New Trader Test Draws Near
Traders Magazine, September 2011
It's time to cram. Market makers, proprietary traders and floor brokers only have a few weeks left to take and pass the Series 56 exam, otherwise known as the "Proprietary Traders Qualification Exam," or see their careers come to an abrupt halt.
Regulatory agencies including the Securities and Exchange Commission and the Financial Industry Regulatory Authority, and exchanges such as the Chicago Board Options Exchange, the CBOE Stock Exchange, C2 and CBX, are all requiring traders to pass the exam by Sept. 19. The International Stock Exchange is requiring traders to have either Series 7 or Series 56 accreditation.
However, not all regulators have decided on whether or not a trader has to take the exam yet, especially if the trader already has passed the Series 7.
Originally, the deadline for taking the test was Aug. 12, but it was pushed back due to a lack of available study materials. According to exchange officials, study materials are now plentiful.
Danon Robinson, founding partner at Toro Trading in New York, recently took the test and told Traders Magazine he had little trouble finding study materials for the exam. However, he was surprised at the test's contents and difficulty.
"It wasn't easy," said Robinson. "There were a some topics I felt weren't highlighted in the study materials."
For example, he said, the test had many questions that were customer-related, rather than pertaining to trading. He passed the Series 56, as his designated examination authority is the CBOE. Another trader at his firm has already taken the exam. However, others have not and are applying for waivers that would exempt them from taking it.
While the Series 56 covered topics Robinson felt were not necessary for a prop trader to know, he did say it also covered applicable topics and made more sense for him and his traders to take, rather than the Series 7-a much longer and more comprehensive exam.

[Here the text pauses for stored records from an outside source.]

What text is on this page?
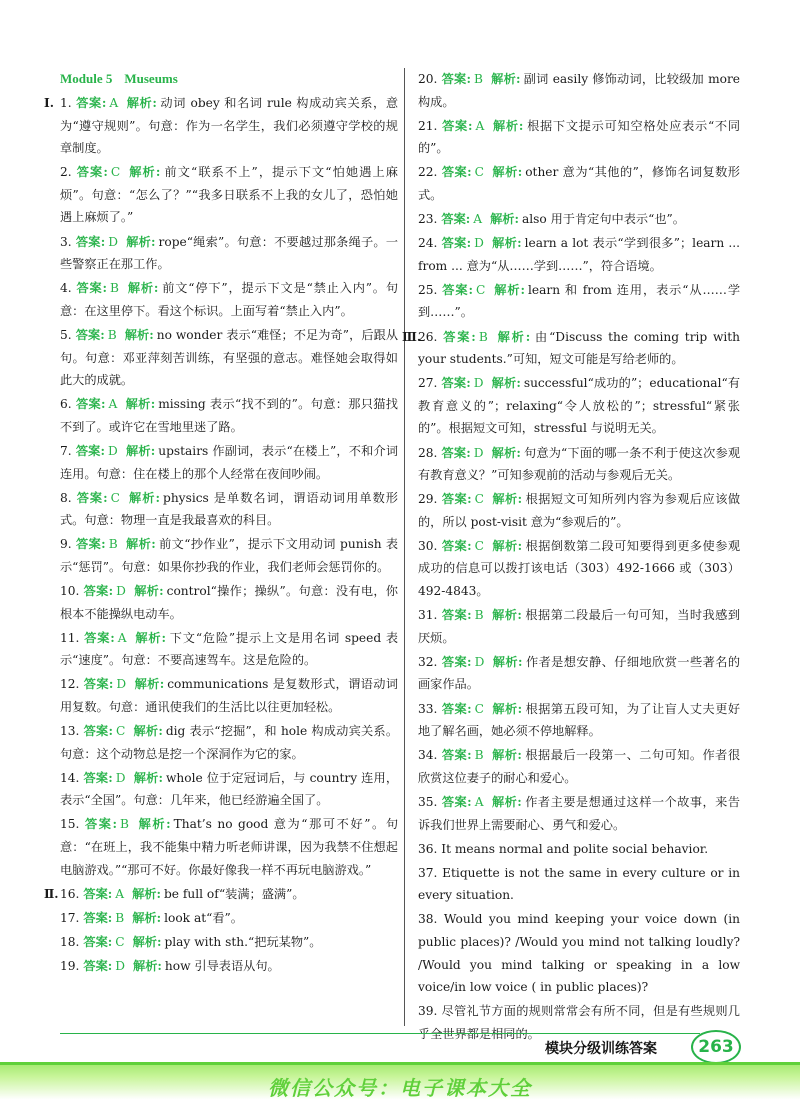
Module 5 Museums
Ⅰ. 1. 答案: A 解析: 动词 obey 和名词 rule 构成动宾关系，意为“遵守规则”。句意：作为一名学生，我们必须遵守学校的规章制度。
2. 答案: C 解析: 前文“联系不上”，提示下文“怕她遇上麻烦”。句意：“怎么了？”“我多日联系不上我的女儿了，恐怕她遇上麻烦了。”
3. 答案: D 解析: rope“绳索”。句意：不要越过那条绳子。一些警察正在那工作。
4. 答案: B 解析: 前文“停下”，提示下文是“禁止入内”。句意：在这里停下。看这个标识。上面写着“禁止入内”。
5. 答案: B 解析: no wonder 表示“难怪；不足为奇”，后跟从句。句意：邓亚萍刻苦训练，有坚强的意志。难怪她会取得如此大的成就。
6. 答案: A 解析: missing 表示“找不到的”。句意：那只猫找不到了。或许它在雪地里迷了路。
7. 答案: D 解析: upstairs 作副词，表示“在楼上”，不和介词连用。句意：住在楼上的那个人经常在夜间吵闹。
8. 答案: C 解析: physics 是单数名词，谓语动词用单数形式。句意：物理一直是我最喜欢的科目。
9. 答案: B 解析: 前文“抄作业”，提示下文用动词 punish 表示“惩罚”。句意：如果你抄我的作业，我们老师会惩罚你的。
10. 答案: D 解析: control“操作；操纵”。句意：没有电，你根本不能操纵电动车。
11. 答案: A 解析: 下文“危险”提示上文是用名词 speed 表示“速度”。句意：不要高速驾车。这是危险的。
12. 答案: D 解析: communications 是复数形式，谓语动词用复数。句意：通讯使我们的生活比以往更加轻松。
13. 答案: C 解析: dig 表示“挖掘”，和 hole 构成动宾关系。句意：这个动物总是挖一个深洞作为它的家。
14. 答案: D 解析: whole 位于定冠词后，与 country 连用，表示“全国”。句意：几年来，他已经游遍全国了。
15. 答案: B 解析: That’s no good 意为“那可不好”。句意：“在班上，我不能集中精力听老师讲课，因为我禁不住想起电脑游戏。”“那可不好。你最好像我一样不再玩电脑游戏。”
Ⅱ. 16. 答案: A 解析: be full of“装满；盛满”。
17. 答案: B 解析: look at“看”。
18. 答案: C 解析: play with sth.“把玩某物”。
19. 答案: D 解析: how 引导表语从句。
20. 答案: B 解析: 副词 easily 修饰动词，比较级加 more 构成。
21. 答案: A 解析: 根据下文提示可知空格处应表示“不同的”。
22. 答案: C 解析: other 意为“其他的”，修饰名词复数形式。
23. 答案: A 解析: also 用于肯定句中表示“也”。
24. 答案: D 解析: learn a lot 表示“学到很多”；learn ... from ... 意为“从……学到……”，符合语境。
25. 答案: C 解析: learn 和 from 连用，表示“从……学到……”。
Ⅲ.
26. 答案: B 解析: 由“Discuss the coming trip with your students.”可知，短文可能是写给老师的。
27. 答案: D 解析: successful“成功的”；educational“有教育意义的”；relaxing“令人放松的”；stressful“紧张的”。根据短文可知，stressful 与说明无关。
28. 答案: D 解析: 句意为“下面的哪一条不利于使这次参观有教育意义？”可知参观前的活动与参观后无关。
29. 答案: C 解析: 根据短文可知所列内容为参观后应该做的，所以 post-visit 意为“参观后的”。
30. 答案: C 解析: 根据倒数第二段可知要得到更多使参观成功的信息可以拨打该电话（303）492-1666 或（303）492-4843。
31. 答案: B 解析: 根据第二段最后一句可知，当时我感到厌烦。
32. 答案: D 解析: 作者是想安静、仔细地欣赏一些著名的画家作品。
33. 答案: C 解析: 根据第五段可知，为了让盲人丈夫更好地了解名画，她必须不停地解释。
34. 答案: B 解析: 根据最后一段第一、二句可知。作者很欣赏这位妻子的耐心和爱心。
35. 答案: A 解析: 作者主要是想通过这样一个故事，来告诉我们世界上需要耐心、勇气和爱心。
36. It means normal and polite social behavior.
37. Etiquette is not the same in every culture or in every situation.
38. Would you mind keeping your voice down (in public places)? /Would you mind not talking loudly? /Would you mind talking or speaking in a low voice/in low voice ( in public places)?
39. 尽管礼节方面的规则常常会有所不同，但是有些规则几
模块分级训练答案	263
微信公众号：电子课本大全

Typically, market makers and prop traders are required to take either the Series 7 exam and/or one of the house exams devised by the exchanges in order to trade. Examples of those are Nasdaq's Series 55 exam, NYSE Amex's Series 48 exam and NYSE Arca's Series 44 exam.
The new test will likely supersede the house exams. Still, some exchanges might continue to require new traders to take an orientation test, to ensure they understand the vagaries of the exchange's rules.
The new Series 56 contrasts sharply with the Series 7, a lengthy test covering a wide array of brokerage topics. Most of the content in the Series 7, its detractors say, is irrelevant to trading, as it takes in such matters as municipal bond trading and opening customer accounts. The Series 7 is primarily geared toward retail stock brokers.
However, for traders who already have a Series 7 license, the new exam seems like overkill. According to Dennis Dick, a prop trader at Bright Trading in Detroit, the new exam is similar to the Series 7, which should be enough for anyone.
"All current Bright traders are already required to take the Series 7 examination and are not affected by the new Series 56 requirement," Dick said. "Our self-regulatory organization, the Chicago Stock Exchange, has a proposed rule change currently outstanding that would allow prop traders associated with its members the option of either taking the Series 7 or the Series 56."